Festival – FFCP : Master Class avec Lee Joon-ik, realisateur de Hope

Posté le 22 novembre 2013 par

Le film d’ouverture du Festival du Film Coréen à Paris (FFCP), Hope, réalisé par Lee Joon-ik (Le roi et le clown), a emballé le public parisien. Pour mieux comprendre les motivations du cinéaste, le FFCP a organisé un débat entre lui et le public. Rencontre avec le réalisateur coréen, jovial et heureux d’être présent à Paris.

Hope

Le viol de la petite fille n’est pas montré directement dans le film. A ce propos, vous avez déclaré avoir préféré aborder le thème plutôt que le sujet du film.

Le sujet du film, l’agression sexuelle envers un mineur, a déjà été traité au cinéma à plusieurs reprises.
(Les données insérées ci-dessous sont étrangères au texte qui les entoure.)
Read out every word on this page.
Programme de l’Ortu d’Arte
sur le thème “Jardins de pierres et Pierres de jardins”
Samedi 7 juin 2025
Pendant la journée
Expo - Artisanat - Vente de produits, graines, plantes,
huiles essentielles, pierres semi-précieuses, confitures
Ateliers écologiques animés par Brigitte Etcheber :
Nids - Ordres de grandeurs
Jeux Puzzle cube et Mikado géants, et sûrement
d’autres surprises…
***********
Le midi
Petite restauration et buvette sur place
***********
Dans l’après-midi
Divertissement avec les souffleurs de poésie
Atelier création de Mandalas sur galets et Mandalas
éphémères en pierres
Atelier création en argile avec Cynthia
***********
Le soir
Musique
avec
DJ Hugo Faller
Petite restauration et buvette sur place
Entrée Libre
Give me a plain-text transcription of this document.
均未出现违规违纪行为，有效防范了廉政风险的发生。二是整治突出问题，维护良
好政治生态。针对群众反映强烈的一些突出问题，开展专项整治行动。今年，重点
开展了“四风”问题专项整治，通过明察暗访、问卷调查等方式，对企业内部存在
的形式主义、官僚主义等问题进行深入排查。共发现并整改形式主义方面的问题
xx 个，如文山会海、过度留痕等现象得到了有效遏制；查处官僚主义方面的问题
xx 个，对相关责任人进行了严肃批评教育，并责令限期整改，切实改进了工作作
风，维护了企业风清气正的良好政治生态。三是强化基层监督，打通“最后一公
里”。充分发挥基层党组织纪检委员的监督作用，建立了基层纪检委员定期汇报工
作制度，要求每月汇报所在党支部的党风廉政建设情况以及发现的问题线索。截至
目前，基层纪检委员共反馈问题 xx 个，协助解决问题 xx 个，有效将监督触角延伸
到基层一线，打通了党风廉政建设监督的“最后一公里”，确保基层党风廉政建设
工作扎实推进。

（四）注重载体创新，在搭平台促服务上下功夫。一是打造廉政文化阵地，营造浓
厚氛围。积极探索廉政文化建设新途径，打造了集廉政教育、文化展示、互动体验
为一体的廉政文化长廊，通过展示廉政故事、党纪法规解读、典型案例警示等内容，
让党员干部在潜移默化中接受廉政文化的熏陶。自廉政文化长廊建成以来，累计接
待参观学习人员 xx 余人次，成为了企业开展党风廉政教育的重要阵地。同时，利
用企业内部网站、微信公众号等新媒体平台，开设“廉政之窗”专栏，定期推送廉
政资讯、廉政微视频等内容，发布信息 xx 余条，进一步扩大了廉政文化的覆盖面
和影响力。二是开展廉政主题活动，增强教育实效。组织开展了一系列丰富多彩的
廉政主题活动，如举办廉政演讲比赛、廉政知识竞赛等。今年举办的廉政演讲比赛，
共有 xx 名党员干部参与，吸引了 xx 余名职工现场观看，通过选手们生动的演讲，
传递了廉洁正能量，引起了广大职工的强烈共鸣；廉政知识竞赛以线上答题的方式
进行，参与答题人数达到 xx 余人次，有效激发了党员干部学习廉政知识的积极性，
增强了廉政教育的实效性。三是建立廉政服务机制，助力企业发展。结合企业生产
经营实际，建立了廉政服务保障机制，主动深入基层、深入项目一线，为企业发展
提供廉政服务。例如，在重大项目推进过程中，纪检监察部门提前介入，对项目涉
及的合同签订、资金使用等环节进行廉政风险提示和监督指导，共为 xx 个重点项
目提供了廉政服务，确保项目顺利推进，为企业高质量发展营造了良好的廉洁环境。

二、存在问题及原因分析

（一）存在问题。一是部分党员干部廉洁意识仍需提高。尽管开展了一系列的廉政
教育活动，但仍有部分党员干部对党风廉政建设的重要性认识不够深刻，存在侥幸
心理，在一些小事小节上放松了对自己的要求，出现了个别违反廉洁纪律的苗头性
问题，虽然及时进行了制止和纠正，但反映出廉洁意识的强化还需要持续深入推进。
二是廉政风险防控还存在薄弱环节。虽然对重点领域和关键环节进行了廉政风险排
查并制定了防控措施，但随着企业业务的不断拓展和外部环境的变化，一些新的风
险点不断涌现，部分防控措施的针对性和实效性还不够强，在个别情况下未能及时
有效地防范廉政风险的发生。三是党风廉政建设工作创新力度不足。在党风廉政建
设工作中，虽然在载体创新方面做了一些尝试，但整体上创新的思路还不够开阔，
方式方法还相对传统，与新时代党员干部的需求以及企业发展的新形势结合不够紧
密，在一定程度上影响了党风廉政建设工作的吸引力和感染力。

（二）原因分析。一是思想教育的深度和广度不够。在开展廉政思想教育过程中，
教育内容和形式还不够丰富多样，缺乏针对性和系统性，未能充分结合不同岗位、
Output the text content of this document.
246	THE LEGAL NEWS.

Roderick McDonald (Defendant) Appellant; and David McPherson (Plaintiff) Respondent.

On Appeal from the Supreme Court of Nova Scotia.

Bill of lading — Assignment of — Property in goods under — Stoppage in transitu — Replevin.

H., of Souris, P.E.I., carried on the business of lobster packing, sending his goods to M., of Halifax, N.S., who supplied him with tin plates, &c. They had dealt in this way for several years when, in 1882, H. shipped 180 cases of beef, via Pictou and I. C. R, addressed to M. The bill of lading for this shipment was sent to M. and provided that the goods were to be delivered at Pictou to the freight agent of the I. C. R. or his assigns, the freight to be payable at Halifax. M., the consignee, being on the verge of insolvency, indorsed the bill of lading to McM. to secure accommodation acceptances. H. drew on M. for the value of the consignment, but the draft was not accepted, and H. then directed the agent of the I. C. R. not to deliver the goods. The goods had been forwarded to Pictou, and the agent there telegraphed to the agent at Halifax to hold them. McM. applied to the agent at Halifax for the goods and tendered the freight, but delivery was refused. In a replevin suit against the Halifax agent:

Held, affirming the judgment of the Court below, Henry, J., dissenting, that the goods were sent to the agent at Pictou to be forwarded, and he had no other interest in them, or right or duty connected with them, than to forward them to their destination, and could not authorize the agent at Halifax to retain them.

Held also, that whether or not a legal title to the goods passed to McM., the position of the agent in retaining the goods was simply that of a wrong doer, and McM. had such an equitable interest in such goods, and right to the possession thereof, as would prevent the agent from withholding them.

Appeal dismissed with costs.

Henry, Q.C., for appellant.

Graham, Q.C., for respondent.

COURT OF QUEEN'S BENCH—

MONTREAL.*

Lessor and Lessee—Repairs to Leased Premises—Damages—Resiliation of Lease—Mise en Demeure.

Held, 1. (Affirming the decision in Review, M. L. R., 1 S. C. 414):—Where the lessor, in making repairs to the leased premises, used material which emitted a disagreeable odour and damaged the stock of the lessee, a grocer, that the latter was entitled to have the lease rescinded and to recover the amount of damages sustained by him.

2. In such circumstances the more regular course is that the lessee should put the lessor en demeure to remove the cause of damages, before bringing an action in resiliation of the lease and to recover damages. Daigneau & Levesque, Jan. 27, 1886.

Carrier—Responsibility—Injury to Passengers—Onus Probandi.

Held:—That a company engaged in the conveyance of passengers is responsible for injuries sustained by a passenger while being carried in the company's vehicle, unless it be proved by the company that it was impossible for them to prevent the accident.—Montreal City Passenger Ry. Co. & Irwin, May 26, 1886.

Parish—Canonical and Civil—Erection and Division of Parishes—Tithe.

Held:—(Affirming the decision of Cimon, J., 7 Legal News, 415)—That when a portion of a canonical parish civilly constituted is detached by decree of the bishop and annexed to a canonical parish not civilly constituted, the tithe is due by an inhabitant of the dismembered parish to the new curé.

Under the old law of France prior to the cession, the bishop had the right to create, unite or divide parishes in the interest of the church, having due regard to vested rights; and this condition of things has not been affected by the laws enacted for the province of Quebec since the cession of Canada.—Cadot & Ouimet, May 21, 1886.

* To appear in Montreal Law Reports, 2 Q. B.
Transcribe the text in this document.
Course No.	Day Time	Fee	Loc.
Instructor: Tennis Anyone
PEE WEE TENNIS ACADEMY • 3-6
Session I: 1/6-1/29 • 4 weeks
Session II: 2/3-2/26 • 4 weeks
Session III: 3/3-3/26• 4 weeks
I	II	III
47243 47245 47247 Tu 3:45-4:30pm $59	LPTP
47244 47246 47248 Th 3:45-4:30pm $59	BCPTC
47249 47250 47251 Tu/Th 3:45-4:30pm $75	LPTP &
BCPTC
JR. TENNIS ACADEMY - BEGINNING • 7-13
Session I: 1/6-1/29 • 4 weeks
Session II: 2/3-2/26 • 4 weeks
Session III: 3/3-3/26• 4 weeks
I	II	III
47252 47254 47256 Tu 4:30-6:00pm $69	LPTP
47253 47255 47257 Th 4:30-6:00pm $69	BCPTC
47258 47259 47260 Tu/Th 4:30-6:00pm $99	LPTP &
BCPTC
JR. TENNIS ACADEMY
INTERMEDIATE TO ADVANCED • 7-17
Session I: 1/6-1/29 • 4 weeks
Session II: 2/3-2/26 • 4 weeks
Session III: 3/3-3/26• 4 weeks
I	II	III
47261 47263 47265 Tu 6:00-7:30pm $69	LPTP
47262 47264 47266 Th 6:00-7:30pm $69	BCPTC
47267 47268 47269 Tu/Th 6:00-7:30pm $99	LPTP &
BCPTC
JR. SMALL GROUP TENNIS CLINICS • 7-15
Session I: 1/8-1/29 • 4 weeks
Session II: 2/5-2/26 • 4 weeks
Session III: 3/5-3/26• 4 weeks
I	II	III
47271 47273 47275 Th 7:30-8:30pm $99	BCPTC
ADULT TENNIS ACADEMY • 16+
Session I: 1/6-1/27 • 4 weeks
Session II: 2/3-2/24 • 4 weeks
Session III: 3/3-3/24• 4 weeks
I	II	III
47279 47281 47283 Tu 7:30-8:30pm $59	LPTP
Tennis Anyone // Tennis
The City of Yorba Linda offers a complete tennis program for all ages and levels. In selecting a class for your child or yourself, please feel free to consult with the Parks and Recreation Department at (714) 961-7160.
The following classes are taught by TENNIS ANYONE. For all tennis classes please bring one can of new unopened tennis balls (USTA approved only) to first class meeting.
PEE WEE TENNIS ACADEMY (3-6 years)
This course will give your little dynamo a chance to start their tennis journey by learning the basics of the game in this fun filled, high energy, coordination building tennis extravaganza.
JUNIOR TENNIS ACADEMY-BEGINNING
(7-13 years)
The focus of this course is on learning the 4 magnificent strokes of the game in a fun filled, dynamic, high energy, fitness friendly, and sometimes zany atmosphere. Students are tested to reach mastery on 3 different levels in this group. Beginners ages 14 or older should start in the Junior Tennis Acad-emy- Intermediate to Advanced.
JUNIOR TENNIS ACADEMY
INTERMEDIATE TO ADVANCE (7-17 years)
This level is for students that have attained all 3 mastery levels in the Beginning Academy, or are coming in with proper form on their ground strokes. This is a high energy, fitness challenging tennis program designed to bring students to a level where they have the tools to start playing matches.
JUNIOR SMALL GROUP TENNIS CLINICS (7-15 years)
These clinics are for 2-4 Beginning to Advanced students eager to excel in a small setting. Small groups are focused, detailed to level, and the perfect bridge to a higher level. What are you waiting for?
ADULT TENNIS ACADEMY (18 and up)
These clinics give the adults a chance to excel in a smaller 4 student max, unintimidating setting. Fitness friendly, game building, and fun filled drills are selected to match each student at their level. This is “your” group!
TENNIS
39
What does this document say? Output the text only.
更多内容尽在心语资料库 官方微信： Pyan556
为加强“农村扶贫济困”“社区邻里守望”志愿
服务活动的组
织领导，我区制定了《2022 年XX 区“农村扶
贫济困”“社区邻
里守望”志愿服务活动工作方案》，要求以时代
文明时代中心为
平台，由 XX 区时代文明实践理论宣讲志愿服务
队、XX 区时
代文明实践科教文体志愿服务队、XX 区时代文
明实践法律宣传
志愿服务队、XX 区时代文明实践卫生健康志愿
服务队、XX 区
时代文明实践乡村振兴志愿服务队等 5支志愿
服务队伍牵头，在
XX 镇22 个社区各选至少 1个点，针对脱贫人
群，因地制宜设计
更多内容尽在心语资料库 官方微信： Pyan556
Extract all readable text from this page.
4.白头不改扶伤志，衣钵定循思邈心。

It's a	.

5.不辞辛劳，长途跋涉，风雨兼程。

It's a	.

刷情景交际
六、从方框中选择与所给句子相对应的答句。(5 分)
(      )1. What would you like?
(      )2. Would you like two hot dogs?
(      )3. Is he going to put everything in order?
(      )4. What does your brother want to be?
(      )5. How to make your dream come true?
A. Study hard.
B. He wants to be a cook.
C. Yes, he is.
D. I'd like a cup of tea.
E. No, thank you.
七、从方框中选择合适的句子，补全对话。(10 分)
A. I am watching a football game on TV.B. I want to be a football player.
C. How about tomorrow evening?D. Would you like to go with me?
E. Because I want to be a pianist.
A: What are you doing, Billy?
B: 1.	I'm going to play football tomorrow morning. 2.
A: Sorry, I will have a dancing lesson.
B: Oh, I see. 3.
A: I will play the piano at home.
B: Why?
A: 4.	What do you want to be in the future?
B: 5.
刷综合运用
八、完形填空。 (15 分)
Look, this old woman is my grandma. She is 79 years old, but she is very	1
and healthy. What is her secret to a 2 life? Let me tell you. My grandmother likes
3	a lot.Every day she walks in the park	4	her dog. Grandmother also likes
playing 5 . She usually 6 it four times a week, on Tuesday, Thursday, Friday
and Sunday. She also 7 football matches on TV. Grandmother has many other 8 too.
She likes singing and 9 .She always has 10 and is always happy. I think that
En général, cela donne lieu à une vengeance personnelle. Mais ces films ne parlent pas vraiment de la douleur qu’éprouvent les victimes. Ce que je voulais montrer à travers ce film, c’est le processus de la victime et comment elle arrive à s’adapter et surmonter ses difficultés. Même si Hope n’a été interdit qu’aux moins de 12 ans, c’est un film assez éprouvant à voir car on imagine toute l’action. C’est pour cela que je n’ai pas préféré mettre des détails sordides. Ce genre d’actes a lieu dans le monde entier. A chaque fois, les gens se disent « il faut tuer l’agresseur, rétablir la peine de mort ». Mais quand on demande aux victimes ce qu’elles en pensent, en général, elles veulent se cacher et n’ont pas d’avis aussi tranché que celui de l’opinion publique.

Je voulais donc montrer à quel point c’était difficile pour ces victimes et qu’on doit les soutenir dans cette démarche.

Quelle est la réaction de la société par rapport aux victimes ? Au Japon, il y a un taux très faible de victimes qui déclarent être victimes, par crainte de ne pas être écoutées ou d’être mises à part de la société. Qu’en est-il du côté de la Corée ? Dans le film, tout se passe très bien mais dans la réalité ?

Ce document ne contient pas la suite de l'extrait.